= Transport in Beersheba =

The Israeli city of Beersheba occupies a central role in southern Israel. Because of its central position in the Negev it is situated on important national routes reaching down to the far southern port of Eilat. Be'er Sheva is also home to a population of 195,000, with an estimated metro population at over 500,000 making it one of the largest cities in Israel. Much of the cities high-tech industry is concentrated in the center of the city, with Industrial estates existing in the south of the city, both of these areas are thus extensively served.

==Air==
Be'er Sheva is home to a small airfield, Be'er Sheva (Teyman) Airport. At present, the airfield has no commercial operations. It can be used for private flights. The airfield is operated by Ayit Aviation.

==Buses==
Buses are the principal form of public transport within the city. The main operator is Dan Be'er Sheva, which operates 27 services, mainly originating in the Beersheba Central Bus Station.

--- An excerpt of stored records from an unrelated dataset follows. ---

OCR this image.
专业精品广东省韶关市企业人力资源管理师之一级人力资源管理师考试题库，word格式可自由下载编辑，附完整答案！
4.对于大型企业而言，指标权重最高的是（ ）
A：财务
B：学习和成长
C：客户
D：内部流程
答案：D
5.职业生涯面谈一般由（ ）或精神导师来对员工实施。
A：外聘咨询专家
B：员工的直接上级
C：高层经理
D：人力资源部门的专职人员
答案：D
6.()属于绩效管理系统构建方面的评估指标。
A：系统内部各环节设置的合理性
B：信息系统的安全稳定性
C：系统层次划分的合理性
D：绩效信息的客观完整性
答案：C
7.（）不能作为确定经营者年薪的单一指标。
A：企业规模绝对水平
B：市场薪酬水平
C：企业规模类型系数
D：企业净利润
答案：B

The inter city bus service connects northwards to Jerusalem and Tel Aviv, westwards to Sderot and Ashkelon, eastwards to Arad and Dimona and southwards to Mitzpe Ramon and Eilat. Most of the inter-city bus services are operated by "Metropoline" bus company, while the rest are operated Dan BaDarom and Egged.

All intercity bus-service runs through the Beersheba Central Bus Station.

==Rail==
Be'er Sheva is served by two railway stations, Be'er Sheva North Railway Station, opened in 1956 and renovated in 2005, and Be'er Sheva Center Railway Station, opened in 2000. Both are operated by National Rail carrier, Israel Railways, and are part of the Railway to Beersheba, which extends northwards to Tel Aviv, and Ben Gurion Airport, and south to Dimona, and the Dead Sea factories (for freight only). The Be'er Sheva North University station is the terminus of the line to Dimona. All stations of Israel Railways can be accessed from Beersheba using transfer stations in Tel Aviv and Lod. Until 2012, the railway to Beersheba used a slow single-track configuration with sharp curves and many level crossings which limited train speed. Between 2004 and 2012 the line was double tracked and rebuilt using an improved alignment and all its level crossings were grade separated. The rebuilding effort cost NIS 2.8 billion and significantly reduced the travel time from Tel Aviv and Haifa to Beersheba. The current travel time to Tel Aviv is approximately one hour though this is expected to be reduced in the future as Israel Railways adds faster rolling stock to its fleet. The Beersheba Light Rail, a light rail system for the city and outlying towns, is also planned.

==Road==
Beersheba is a central hub of the southern Israel road network. Connected to Tel Aviv via Highway 40, the second longest highway in Israel, which passes to the east of the city and is called the Beersheba bypass because it allows travelers from the north to go to southern locations, avoiding the more congested city center. From west to east, the city is divided by Highway 25, which connects to Ashkelon, Sderot, and Ofakim and the Gaza Strip to the northwest, and Dimona to the east. Finally, Highway 60 connects Beersheba with Jerusalem and the Shoket Junction, and goes through the West Bank. On the local level, a partial ring road surrounds the city from the north and east, and Road 406 (Reger Blvd.) goes through the city center from north to south, tracing the old route of the route 40 before the opening of the Be'er Sheva bypass. Highway 40 rejoins it to the south of the city.